Sunday, November 5, 2017

Pitfalls of "Only Mindfulness"

 I glanced over the library books in the Buddhist section, after doing my tutoring session this afternoon. One of the books that stood out for me is a book by Analayo called Mindfully Facing Disease and Death. I look at it and want to take a look at it, wondering what it could be about, and indeed it looks quite fascinating. But when I glance at other books, I feel a sense of troubling discomfort. Most of the books that use "mindfulness" in the title seem pretty thin in premise and in quantity of pages. I think that trying to condense the concept of mindfulness into one hundred pages might not capture what it really is about. And a sense of pain sets into me, a kind of dread. It is as though the books are so light yet are so heavy at the same time. The words in these books weighs a thousand tons each. And why?
   I think that I have become disillusioned with 'only mindfulness', because there are times when mindfulness stripped of the other aspects of Buddhadharma seems too thin to be sustainable. This is because mindfulness in these texts often connects to the notion of 'bare awareness', without the accompanying principles that underpin that awareness. There is also contained in it a view that somehow being mindful will cure all of life's ailments and sufferings, when actually, it's really a kind of beginning or a journey. So when I see these books, I tend to feel that they are not cure-alls, and somehow more is needed to fully map a Buddhist philosophy and how it can benefit others.

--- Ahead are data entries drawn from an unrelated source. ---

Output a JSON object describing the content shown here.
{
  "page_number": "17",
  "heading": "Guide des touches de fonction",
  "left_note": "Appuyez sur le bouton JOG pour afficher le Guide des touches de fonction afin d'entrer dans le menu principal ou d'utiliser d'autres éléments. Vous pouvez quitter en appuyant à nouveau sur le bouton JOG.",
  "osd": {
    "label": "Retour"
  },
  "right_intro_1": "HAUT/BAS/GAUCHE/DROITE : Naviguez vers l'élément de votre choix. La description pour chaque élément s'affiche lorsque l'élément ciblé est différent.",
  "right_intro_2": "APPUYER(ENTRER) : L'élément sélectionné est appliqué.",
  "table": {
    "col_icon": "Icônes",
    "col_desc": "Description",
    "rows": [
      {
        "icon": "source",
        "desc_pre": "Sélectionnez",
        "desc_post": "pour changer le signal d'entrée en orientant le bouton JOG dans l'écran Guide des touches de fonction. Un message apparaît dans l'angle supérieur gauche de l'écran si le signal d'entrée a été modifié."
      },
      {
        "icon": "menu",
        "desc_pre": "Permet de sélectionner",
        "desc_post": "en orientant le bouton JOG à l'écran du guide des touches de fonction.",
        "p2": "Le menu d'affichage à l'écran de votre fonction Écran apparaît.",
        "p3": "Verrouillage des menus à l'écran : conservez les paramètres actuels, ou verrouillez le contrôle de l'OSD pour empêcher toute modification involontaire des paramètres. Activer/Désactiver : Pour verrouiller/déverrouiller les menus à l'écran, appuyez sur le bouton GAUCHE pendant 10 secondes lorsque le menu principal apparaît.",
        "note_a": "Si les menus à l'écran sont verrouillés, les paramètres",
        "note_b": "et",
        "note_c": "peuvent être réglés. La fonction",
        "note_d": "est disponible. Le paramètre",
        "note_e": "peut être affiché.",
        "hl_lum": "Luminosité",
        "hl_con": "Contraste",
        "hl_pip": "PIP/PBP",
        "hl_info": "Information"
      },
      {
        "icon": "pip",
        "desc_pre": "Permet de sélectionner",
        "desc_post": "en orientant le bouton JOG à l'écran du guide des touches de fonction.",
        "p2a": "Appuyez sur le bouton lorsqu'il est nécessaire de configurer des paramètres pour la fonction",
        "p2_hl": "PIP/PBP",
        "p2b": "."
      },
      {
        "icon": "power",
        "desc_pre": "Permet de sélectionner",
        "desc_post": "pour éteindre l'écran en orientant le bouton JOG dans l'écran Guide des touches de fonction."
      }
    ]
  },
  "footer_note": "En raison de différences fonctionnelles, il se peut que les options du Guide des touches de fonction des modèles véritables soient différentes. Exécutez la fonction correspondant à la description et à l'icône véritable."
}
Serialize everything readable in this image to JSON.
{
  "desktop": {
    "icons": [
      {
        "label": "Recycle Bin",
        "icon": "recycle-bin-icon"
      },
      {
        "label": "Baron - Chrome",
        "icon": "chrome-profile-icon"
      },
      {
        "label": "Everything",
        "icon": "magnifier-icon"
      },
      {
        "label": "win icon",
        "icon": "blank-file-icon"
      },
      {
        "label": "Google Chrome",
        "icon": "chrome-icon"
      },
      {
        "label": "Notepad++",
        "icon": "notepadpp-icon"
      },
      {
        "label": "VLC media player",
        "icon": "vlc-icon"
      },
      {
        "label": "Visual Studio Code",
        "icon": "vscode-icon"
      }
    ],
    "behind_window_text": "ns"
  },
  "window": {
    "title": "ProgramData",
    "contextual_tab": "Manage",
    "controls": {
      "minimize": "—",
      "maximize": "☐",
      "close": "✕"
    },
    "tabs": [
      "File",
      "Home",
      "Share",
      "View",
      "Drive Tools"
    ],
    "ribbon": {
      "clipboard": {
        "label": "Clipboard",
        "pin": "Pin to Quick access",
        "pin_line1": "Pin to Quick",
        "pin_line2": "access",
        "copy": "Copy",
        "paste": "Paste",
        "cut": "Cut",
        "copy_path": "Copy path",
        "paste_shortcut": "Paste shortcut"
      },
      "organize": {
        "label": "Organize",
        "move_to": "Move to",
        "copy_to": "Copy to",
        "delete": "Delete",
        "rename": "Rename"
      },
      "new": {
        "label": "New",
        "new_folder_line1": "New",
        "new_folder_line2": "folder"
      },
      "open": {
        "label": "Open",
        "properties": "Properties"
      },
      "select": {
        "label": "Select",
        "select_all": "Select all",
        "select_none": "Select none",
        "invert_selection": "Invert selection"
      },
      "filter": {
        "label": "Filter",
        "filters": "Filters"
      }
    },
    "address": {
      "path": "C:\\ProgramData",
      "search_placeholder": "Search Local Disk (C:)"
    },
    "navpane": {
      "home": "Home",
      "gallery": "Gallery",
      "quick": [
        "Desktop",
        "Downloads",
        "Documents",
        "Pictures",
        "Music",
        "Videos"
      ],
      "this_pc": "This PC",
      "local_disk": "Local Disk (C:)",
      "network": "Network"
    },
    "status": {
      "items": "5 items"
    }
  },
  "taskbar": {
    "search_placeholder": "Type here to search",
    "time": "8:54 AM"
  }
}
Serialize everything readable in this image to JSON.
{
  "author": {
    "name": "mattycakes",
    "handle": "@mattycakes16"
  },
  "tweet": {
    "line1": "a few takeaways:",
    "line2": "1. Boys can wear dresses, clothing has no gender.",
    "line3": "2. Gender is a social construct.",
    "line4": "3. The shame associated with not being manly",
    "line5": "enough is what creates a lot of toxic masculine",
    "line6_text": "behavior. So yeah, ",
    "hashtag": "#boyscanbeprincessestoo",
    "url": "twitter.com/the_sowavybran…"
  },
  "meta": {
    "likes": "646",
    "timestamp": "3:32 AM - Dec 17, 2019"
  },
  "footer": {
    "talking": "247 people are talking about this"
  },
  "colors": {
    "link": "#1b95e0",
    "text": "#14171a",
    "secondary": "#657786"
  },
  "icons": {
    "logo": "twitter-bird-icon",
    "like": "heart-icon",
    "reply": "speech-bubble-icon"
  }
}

   Without a sense of the inner psychodynamics that can beset a person, mindfulness practices could potentially open the doors to revisiting troubling situations. This is why I think it's important to round out one's education, be it through readings in psychology, or sociology, or Buddhism in general. Without a grounded context for one's practice, one can sometimes confuse certain experiences for what they are not, or inadvertently suppress certain forms of suffering or pain. This is because the texts on mindfulness emphasize being present, but there is no context of understanding that we can also be present with our past memories, as they come to surface, and being clear about how they influence our perceptions. In other words, 'present' is not so much a moment in time as it is an attitude of seeing things as they are unfolding with a clear and aware mind, whether it's the things around us or the memories and expectations we harbor.